Announcing their partnership in December 2019, General Motors (GM) and LG Energy Solutions established Ultium Cells LLC with a mission to “ensure excellence of Battery Cell Manufacturing through implementation of best practices from each company to contribute [to the] expansion of a Zero Emission propulsion on a global scale.”
Who is Li-Cycle?
Founded in 2016, Li-Cycle leverages innovative solutions to address emerging and urgent challenges around the world.
As the use of Lithium-ion rechargeable batteries in automotive, industrial energy storage, and consumer electronic applications rises, Li-Cycle believes that “the world needs improved technology and supply chain innovations to better recycle these batteries, while also meeting the rapidly growing demand for critical and scarce battery-grade materials.”
Why are Ultium Cells LLC and Li-Cycle join forces?
By joining forces to expand the recycling of scrap materials in battery cell manufacturing in North America, the new recycling process will allow Ultium Cells LLC to recycle cobalt, nickel, lithium, graphite, copper, manganese and aluminum.
“95% of these materials can be used in the production of new batteries or for adjacent industries,” says GM, who explains that the new hydrometallurgical process emits 30% less greenhouse gases (GHGs) than traditional processes, minimising the environmental impact. Use of this process will begin later in the year (2021).
"Our combined efforts with Ultium Cells will be instrumental in redirecting battery manufacturing scrap from landfills and returning a substantial amount of valuable battery-grade materials back into the battery supply chain. This partnership is a critical step forward in advancing our proven lithium-ion resource recovery technology as a more sustainable alternative to mining, " said Ajay Kochhar, President, CEO and co-founder of Li-Cycle.

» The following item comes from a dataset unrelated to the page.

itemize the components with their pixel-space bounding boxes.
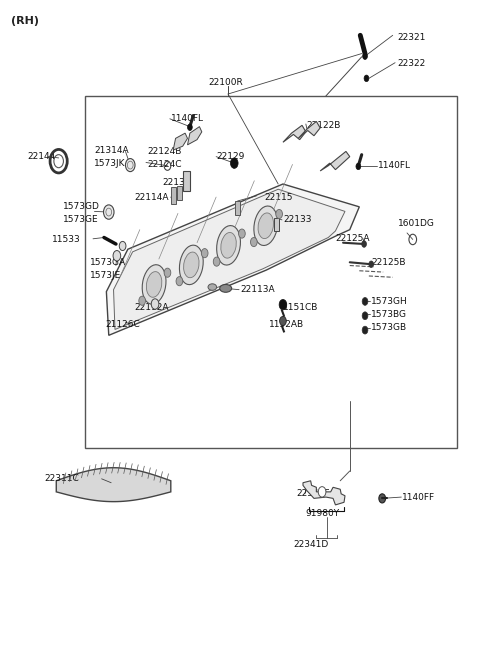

"GM's zero-waste initiative aims to divert more than 90% of its manufacturing waste from landfills and incineration globally by 2025. Now, we're going to work closely with Ultium Cells and Li-Cycle to help the industry get even better use out of the materials,” added Ken Morris, Vice President of Electric and Autonomous Vehicles, GM.
Since 2013, GM has recycled or reused 100% of the battery packs it has received from customers, with most current GM EVs repaired with refurbished packs.
"We strive to make more with less waste and energy expended. This is a crucial step in improving the sustainability of our components and manufacturing processes,” concluded Thomas Gallagher, Chief Operating Officer, Ultium Cells LLC.